The same synthesis can be done with any other acid with a soluble ammonium salt and an insoluble potassium salt, such as hexanitritocobaltic. But tartric is just cheaper.

Do not use barium hydroxide, it will lead to an undesirable side reaction: formation of barium tartrate!

Alternatively, when both solutions of potassium chlorate and and ammonium bitartrate are mixed, the rather poorly soluble potassium bitartrate can be removed by filtration before continuing.[3]

Lastly, addition of chloric acid to barium carbonate or hydroxide will give barium chlorate.
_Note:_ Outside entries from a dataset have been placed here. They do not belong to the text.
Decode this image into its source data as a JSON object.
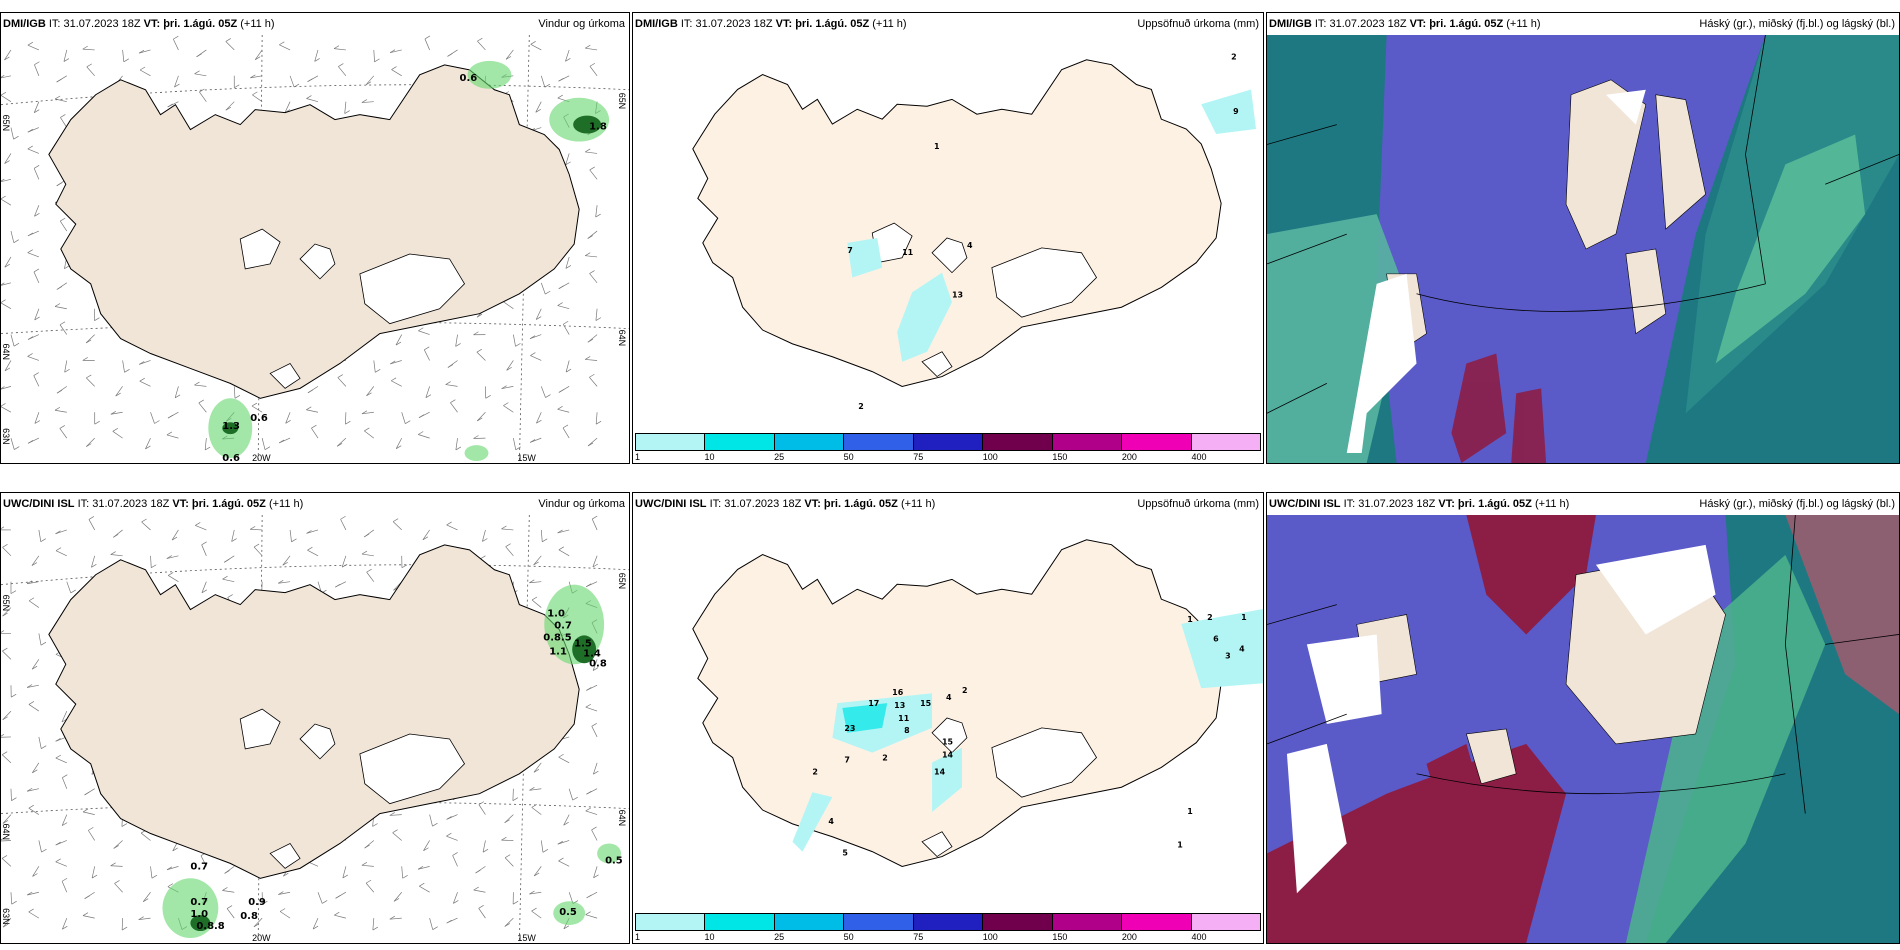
{
  "rows": [
    {
      "panels": [
        {
          "model": "DMI/IGB",
          "it": "IT: 31.07.2023 18Z",
          "vt": "VT: þri. 1.ágú. 05Z",
          "lead": "(+11 h)",
          "title": "Vindur og úrkoma",
          "labels": [
            "0.6",
            "1.8",
            "1.3",
            "0.6",
            "0.6"
          ],
          "axis": {
            "lat_left_top": "65N",
            "lat_left_mid": "64N",
            "lat_left_bot": "63N",
            "lat_right_top": "65N",
            "lat_right_mid": "64N",
            "lon_a": "20W",
            "lon_b": "15W"
          }
        },
        {
          "model": "DMI/IGB",
          "it": "IT: 31.07.2023 18Z",
          "vt": "VT: þri. 1.ágú. 05Z",
          "lead": "(+11 h)",
          "title": "Uppsöfnuð úrkoma (mm)",
          "labels": [
            "2",
            "9",
            "1",
            "7",
            "11",
            "4",
            "13",
            "2"
          ]
        },
        {
          "model": "DMI/IGB",
          "it": "IT: 31.07.2023 18Z",
          "vt": "VT: þri. 1.ágú. 05Z",
          "lead": "(+11 h)",
          "title": "Háský (gr.), miðský (fj.bl.) og lágský (bl.)"
        }
      ]
    },
    {
      "panels": [
        {
          "model": "UWC/DINI ISL",
          "it": "IT: 31.07.2023 18Z",
          "vt": "VT: þri. 1.ágú. 05Z",
          "lead": "(+11 h)",
          "title": "Vindur og úrkoma",
          "labels": [
            "1.0",
            "0.7",
            "0.8.5",
            "1.1",
            "1.5",
            "1.4",
            "0.8",
            "0.7",
            "0.7",
            "1.0",
            "0.8.8",
            "0.9",
            "0.8",
            "0.5",
            "0.5"
          ],
          "axis": {
            "lat_left_top": "65N",
            "lat_left_mid": "64N",
            "lat_left_bot": "63N",
            "lat_right_top": "65N",
            "lat_right_mid": "64N",
            "lon_a": "20W",
            "lon_b": "15W"
          }
        },
        {
          "model": "UWC/DINI ISL",
          "it": "IT: 31.07.2023 18Z",
          "vt": "VT: þri. 1.ágú. 05Z",
          "lead": "(+11 h)",
          "title": "Uppsöfnuð úrkoma (mm)",
          "labels": [
            "1",
            "2",
            "1",
            "6",
            "4",
            "3",
            "2",
            "4",
            "16",
            "13",
            "17",
            "15",
            "11",
            "8",
            "23",
            "15",
            "14",
            "14",
            "7",
            "2",
            "2",
            "4",
            "5",
            "1",
            "1"
          ]
        },
        {
          "model": "UWC/DINI ISL",
          "it": "IT: 31.07.2023 18Z",
          "vt": "VT: þri. 1.ágú. 05Z",
          "lead": "(+11 h)",
          "title": "Háský (gr.), miðský (fj.bl.) og lágský (bl.)"
        }
      ]
    }
  ],
  "colorbar": {
    "ticks": [
      "1",
      "10",
      "25",
      "50",
      "75",
      "100",
      "150",
      "200",
      "400"
    ],
    "colors": [
      "#b3f5f5",
      "#00e5e5",
      "#00bde8",
      "#3060e8",
      "#2020c0",
      "#70004c",
      "#b0008a",
      "#f000b4",
      "#f5b0f5"
    ]
  },
  "colors": {
    "land": "#f1e5d8",
    "land_rain": "#fdf1e4",
    "glacier": "#ffffff",
    "rain_green": "#64d76c",
    "rain_dark": "#1e6e28",
    "cloud_low": "#5a5ac8",
    "cloud_mid": "#1e7882",
    "cloud_high": "#8c1e46"
  }
}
2 HClO3 + BaCO3 → Ba(ClO3)2 + H2O + CO2
2 HClO3 + Ba(OH)2 → Ba(ClO3)2 + 2 H2O




When mixed with combustible materials, even those normally slightly flammable (such as dust and lint), it will burn vigorously in combination and the fires are extremely hard to put out, as the chlorate provides the oxygen for the fire. Sulfur and red phosphorus, should be avoided in pyrotechnic compositions containing barium chlorate, as well as any acidic salts, as these mixtures are shock and friction sensitive and prone to spontaneous deflagration (in the safety head matches, such mixture is stabilized with glue).

Like all soluble barium compounds, this one is acutely toxic if ingested!


Barium chlorate should be stored in closed containers and away from any organic sources, as well as strong acidic vapors. Since it is not hygroscopic, it is not necessary to keep it air tight.


Barium chlorate can be neutralized in two steps. First, with a reducing agent, such as sodium metabisulfite, sodium bisulfite, sodium sulfite. Then, the toxic barium remains, and this is neutralized with sulfuric acid. Using sulfites allows combining both steps, since they oxidize to sulfates and neutralize barium in their oxidized form.



  3. This page recommends barium hydroxide. I have found little success with barium carbonate (Source: personal experience by Diachrynic).